Il y a surtout l'histoire d'un autre numéro : le 9. En effet, la rue ne comporte ni N°1 ni N°3. Le 5 et le 7 correspondent au locaux Gallimard. Le 9, lui, est un immeuble qui ferme l'impasse. Or, tous les syndicats de la copropriété du 9 s'opposent au changement de nom, refusant de devoir payer les frais. Dès lors, le numéro 9 gardera son ancien nom de rue.
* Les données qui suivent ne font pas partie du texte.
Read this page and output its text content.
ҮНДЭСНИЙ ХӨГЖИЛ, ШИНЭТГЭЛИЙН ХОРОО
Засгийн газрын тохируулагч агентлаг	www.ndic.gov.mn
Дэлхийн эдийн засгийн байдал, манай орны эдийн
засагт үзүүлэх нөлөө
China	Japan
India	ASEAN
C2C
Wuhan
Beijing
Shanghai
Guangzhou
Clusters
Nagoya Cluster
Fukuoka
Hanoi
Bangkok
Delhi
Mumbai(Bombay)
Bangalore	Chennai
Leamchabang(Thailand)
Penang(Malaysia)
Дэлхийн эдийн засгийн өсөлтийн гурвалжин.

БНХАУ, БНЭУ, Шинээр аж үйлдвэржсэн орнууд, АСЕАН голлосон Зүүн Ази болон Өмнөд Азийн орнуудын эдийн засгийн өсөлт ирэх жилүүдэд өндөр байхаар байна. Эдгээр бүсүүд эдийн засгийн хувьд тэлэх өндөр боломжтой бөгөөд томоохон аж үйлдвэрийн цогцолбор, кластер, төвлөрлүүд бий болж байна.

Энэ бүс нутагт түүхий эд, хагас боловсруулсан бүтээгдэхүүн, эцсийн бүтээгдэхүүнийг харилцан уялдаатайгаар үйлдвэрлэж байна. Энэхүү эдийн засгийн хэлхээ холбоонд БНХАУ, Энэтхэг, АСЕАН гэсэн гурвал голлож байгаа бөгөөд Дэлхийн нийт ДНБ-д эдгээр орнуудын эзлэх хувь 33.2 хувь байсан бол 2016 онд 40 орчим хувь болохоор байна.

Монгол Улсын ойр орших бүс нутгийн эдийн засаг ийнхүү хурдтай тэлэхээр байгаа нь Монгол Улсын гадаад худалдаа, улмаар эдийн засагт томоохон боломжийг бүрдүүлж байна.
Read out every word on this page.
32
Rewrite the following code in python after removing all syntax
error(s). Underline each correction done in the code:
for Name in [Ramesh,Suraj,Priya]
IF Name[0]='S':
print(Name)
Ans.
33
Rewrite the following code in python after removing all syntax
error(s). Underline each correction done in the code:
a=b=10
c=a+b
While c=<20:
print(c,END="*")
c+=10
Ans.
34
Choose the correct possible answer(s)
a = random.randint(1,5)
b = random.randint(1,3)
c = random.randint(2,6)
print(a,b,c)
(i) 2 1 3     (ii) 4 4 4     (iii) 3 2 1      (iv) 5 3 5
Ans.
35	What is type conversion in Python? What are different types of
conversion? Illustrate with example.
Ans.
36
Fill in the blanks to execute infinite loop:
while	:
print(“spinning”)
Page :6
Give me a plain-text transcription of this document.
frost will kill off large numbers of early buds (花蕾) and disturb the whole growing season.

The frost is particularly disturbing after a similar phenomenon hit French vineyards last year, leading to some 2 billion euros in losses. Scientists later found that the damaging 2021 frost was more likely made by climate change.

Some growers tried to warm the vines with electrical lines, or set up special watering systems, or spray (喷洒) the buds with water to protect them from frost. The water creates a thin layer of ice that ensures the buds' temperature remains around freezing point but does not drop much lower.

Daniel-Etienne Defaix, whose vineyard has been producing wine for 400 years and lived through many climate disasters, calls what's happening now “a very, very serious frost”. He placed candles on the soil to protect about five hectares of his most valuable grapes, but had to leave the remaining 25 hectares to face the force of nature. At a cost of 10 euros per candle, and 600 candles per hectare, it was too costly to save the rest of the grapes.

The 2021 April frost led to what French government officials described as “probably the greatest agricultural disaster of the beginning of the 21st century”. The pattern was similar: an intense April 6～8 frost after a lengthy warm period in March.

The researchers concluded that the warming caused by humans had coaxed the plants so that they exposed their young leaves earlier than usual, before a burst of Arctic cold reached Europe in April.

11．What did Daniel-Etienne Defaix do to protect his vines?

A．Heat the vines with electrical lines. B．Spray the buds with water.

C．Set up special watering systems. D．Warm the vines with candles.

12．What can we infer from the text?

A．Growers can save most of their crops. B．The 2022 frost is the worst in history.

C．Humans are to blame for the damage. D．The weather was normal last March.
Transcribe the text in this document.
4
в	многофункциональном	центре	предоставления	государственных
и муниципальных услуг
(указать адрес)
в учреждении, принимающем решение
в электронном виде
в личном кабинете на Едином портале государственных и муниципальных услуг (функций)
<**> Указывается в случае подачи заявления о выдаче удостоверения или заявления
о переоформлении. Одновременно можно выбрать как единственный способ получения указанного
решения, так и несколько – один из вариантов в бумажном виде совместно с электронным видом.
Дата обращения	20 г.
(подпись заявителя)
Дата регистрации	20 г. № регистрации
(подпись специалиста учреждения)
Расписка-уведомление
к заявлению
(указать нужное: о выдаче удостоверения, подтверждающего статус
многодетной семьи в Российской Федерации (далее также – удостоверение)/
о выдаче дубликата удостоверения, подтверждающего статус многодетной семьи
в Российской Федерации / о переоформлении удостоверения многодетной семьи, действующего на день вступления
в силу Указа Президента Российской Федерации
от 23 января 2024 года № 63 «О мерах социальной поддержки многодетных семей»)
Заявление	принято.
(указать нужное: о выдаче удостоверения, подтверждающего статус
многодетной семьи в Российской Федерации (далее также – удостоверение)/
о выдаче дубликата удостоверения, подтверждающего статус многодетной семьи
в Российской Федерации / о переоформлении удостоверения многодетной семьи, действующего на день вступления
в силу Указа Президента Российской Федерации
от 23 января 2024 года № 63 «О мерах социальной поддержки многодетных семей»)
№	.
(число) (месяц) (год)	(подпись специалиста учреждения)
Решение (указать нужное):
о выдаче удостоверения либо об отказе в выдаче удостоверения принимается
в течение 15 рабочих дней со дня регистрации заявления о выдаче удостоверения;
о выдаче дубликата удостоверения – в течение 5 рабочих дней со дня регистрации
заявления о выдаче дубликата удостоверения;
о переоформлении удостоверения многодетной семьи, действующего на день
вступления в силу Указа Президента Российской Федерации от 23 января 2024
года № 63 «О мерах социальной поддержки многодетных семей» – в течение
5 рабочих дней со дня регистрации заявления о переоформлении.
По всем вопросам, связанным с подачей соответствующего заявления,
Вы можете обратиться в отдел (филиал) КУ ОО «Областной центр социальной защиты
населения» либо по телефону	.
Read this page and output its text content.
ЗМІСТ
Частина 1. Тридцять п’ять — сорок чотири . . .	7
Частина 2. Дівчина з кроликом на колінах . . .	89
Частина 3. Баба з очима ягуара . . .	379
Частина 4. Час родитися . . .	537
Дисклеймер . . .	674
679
Mais alors, devenus seuls habitants de la rue Sébastien Bottin, vont-ils se voir dénumérotés et devenir le 1 ? René-François Bernard précise :

« Ça n'est pas dans les priorités immédiates de la voierie. »

Une habitante de l'immeuble, jointe au téléphone, voit dans cette conclusion « une solution qui convient à tout le monde », et se réjouit « pour la famille de Gaston Gallimard, grande personnalité de notre culture ».

L'appel du 15 juin d'ActuaLitté.com

appel15juin-logo.jpgSuite à un échange de tweets avec l'auteur et éditeur François Bon [10], le site ActuaLitté.com [11] a saisi l'occasion pour lancer un appel avec « plusieurs acteurs de l'univers numérique, Publie.net [12], Studio Walrus [13], Numeriklivres [14]. Agacé par tous ces hommages à Gallimard, le directeur de la rédaction Nicolas Gary a décidé "d'attirer l'attention sur ce qui se passe dans le domaine du numérique, où Gallimard freine des quatre fers." " L'appel du 15 juin " [15] explique :

" Une gigantesque journée d'hommages est organisée pour celui qui basculera donc dans les oubliettes, au profit de la maison centenaire.

L'édition est en pleine mutation numérique, pendant ce temps-là une poignée de puissants éditeurs font l'autruche, bloquent de manière ridicule les prix des livres numériques dans la fourchette la plus haute (autour de 20 euros), et poussent au piratage. "

Le site d'ActuaLitté propose donc ce mercredi de "célébrer de manière symbolique Sébastien Bottin plutôt que Gallimard".